I'd just do Dri Cor on the whole floor (2 different sections for the 2 rooms) and buld my walls on top of it. Then lay the boards over the top of the Dri Cor.

To do the plywood floor, you'll be using 3/4" prior to the boards anyway. Dricor is only another 1/8" I believe

Bryan
 
OK thanks Bryan, so for the wooded side you're suggesting that the layers are dri core-plywood-boards? So I will have a bit of a step up, but that should be fine.
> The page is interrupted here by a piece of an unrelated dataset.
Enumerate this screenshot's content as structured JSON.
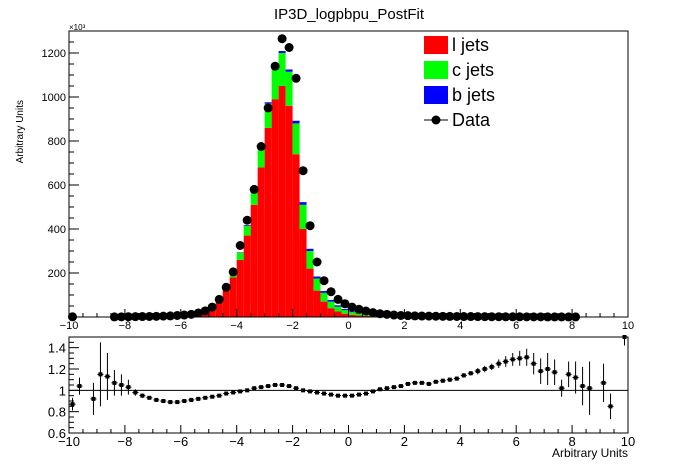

But how will this solution compare to floating a floor in terms of soundproofing, or do I not even need to think about soundproofing the floor considering I'm in the basement and there are no floors below?
 
Don't worry about sound proofing the floors, since there is nothing below you.
To be honest , most people who float floors even when they need to don't do it right and it works worse than not floating it at all.
 
The advantage of the DriCor with walls built on top is that it allows you to avoid the flanking of sound through the concrete slab and into the rest of the structure - or more importantly, from the slab to your walls and into your room. Sound like furnace motors, HVAC compressors, low frequency sounds from trucks/traffic outside will flank very well through a concrete slab.